Putting the pieces together:

  1. Tracking — SceneScape ingests camera streams, runs detection and re-identification, and publishes per-person region events and scene data to MQTT.

  2. Session updates — swlp-service consumes those events, creating or updating a PersonSession per (scene_id, object_id). Configurable session flags (for example, visited_high_value, visited_checkout) are set automatically on zone entry.

  3. Rule evaluation — Each event is mapped to a rule trigger (zone_entry, zone_loiter, zone_exit). The rule engine evaluates rules.yaml conditions against a flat context built from the event and session, and returns a list of actions.

  4. Action execution

    • alert actions build an Alert object, apply the configured fire_once_per deduplication, build a details payload from YAML, and publish to the Alert Service.

    • escalate actions invoke a registered escalation service. For HIGH_VALUE zones this starts the Behavioral Analysis Orchestrator, which publishes getimage requests to active cameras at the configured frame-capture cadence.

  5. Frame capture — Camera image replies land in the LP service. While the person is in a HIGH_VALUE zone, the frame is stored under the per-visit prefix and one ba/requests message is published.

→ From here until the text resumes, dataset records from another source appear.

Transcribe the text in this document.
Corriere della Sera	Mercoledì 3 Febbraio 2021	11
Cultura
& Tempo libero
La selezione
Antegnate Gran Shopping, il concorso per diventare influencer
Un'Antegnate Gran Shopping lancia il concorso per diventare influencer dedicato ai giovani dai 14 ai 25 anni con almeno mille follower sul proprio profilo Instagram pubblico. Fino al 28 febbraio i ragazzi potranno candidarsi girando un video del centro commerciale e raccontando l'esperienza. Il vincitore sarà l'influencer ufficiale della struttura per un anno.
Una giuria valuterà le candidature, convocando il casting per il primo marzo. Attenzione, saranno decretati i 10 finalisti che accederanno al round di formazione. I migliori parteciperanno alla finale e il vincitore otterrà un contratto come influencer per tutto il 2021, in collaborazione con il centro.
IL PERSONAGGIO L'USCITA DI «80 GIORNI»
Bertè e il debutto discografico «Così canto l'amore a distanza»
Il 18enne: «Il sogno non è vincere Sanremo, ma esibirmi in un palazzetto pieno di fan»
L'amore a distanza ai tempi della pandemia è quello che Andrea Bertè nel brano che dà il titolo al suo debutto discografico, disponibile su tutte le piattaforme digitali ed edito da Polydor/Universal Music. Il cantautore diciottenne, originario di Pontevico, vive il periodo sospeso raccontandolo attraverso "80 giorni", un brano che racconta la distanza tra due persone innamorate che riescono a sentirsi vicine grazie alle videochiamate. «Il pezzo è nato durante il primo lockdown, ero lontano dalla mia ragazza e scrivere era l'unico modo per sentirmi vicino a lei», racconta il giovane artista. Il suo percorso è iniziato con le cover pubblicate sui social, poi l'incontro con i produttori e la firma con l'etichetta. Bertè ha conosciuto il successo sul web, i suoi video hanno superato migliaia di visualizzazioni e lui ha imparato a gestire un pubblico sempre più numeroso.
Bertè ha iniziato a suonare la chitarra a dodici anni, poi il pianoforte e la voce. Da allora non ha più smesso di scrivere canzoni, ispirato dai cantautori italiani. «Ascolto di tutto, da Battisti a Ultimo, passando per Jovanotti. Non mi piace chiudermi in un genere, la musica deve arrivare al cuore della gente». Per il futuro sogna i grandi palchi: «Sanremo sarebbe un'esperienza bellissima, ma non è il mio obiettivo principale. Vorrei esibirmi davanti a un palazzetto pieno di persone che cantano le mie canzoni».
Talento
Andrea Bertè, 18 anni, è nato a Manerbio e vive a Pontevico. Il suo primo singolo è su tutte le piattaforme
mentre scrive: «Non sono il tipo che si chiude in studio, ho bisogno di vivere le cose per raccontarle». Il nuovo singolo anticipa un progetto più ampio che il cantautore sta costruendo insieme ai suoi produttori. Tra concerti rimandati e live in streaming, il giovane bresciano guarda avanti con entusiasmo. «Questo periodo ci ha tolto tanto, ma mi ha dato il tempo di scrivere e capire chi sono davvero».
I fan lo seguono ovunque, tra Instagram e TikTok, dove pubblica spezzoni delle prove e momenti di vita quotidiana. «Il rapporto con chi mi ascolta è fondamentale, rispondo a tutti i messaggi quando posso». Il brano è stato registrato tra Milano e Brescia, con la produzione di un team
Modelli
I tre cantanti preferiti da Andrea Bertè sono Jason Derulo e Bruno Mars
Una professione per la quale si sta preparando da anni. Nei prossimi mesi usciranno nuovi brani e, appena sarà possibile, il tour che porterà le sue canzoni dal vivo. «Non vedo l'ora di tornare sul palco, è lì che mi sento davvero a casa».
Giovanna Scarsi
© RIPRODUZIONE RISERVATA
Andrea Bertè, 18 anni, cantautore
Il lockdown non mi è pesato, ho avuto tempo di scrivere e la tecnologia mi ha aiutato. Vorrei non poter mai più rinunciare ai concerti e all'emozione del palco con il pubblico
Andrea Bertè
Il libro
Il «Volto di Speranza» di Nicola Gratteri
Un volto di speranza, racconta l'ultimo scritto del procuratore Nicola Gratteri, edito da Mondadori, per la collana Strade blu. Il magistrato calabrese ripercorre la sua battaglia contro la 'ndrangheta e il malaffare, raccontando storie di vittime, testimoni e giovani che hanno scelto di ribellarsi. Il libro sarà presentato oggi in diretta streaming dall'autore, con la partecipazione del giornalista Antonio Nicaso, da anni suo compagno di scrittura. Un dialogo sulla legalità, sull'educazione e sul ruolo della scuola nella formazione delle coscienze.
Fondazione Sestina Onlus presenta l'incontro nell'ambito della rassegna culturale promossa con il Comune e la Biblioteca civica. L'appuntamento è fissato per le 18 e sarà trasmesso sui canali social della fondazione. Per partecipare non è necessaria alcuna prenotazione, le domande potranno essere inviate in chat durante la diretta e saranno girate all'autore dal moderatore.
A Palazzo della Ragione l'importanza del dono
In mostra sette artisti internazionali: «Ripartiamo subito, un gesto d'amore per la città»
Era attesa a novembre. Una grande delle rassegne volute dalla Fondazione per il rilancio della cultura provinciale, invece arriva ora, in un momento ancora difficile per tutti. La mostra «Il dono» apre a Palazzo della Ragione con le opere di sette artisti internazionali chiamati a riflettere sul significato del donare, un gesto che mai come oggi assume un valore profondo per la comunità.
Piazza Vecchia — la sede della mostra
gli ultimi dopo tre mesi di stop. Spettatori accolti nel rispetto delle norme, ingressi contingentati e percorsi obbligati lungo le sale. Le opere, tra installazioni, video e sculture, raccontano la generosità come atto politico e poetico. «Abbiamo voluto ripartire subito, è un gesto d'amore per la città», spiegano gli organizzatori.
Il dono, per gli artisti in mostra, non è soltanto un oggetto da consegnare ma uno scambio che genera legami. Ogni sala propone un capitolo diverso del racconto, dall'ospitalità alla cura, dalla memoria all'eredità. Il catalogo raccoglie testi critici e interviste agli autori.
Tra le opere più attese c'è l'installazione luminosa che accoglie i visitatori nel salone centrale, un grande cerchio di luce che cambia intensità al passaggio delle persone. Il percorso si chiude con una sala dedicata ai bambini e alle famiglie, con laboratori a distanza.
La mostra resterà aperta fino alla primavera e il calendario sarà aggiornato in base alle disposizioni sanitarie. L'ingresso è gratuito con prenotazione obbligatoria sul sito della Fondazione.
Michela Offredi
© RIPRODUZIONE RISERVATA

  6. Behavioral analysis — The Behavioral Analysis Service consumes ba/requests, runs pose pre-filter + VLM, and publishes a ba/results message.

  7. BA result handling — swlp-service routes ba/results through the rule engine (trigger ba_result). Suspicious results fire a CONCEALMENT alert; the evidence frames for that visit (up to last_frame_ts) are copied to alerts/{person_id}/{alert_id}/frames/. Non-suspicious results that complete a visit (counts match, EXIT seen) trigger frame cleanup for that prefix.

  8. Visualization — The Gradio UI and the LP REST API surface alerts, sessions, and evidence frames to the operator.

This modular architecture allows each component (tracking, rules, behavioral analysis, alerting, UI) to be developed, deployed, and scaled independently while sharing common infrastructure (MQTT, frame storage, configuration).

Suspicious Activities Detected#

#

Activity

Trigger

Default Severity

1

Merchandise Concealment

Behavioral Analysis returns suspicious

WARNING

2

Checkout Bypass

Visited HIGH_VALUE then EXIT without CHECKOUT

WARNING / CRITICAL*

3

Loitering

Dwell > loiter_threshold_seconds in HIGH_VALUE

WARNING

4

Repeated Visits

Re-entries to same HIGH_VALUE ≥ repeat_visit_threshold

WARNING

5

Restricted Zone Violation

Entered RESTRICTED zone

CRITICAL

* Escalates to CRITICAL when concealment_suspected is set on the session.

Configuration Surfaces#

Concern

File

Detection rules, thresholds, severity, deduplication, escalation

configs/rules.yaml

Session flags (zone-visited / external)

configs/rules.yaml (session_flags:)

Zone name → type mapping

configs/zone_config.json

Alert routing and time-window deduplication

configs/alert-config.yaml

MQTT, storage, services

configs/.env.example / docker/.env

DL Streamer pipeline template

configs/pipeline-config.json

Most behavior changes are YAML edits — adding a new rule, severity, deduplication scope, or alert type does not require Python changes.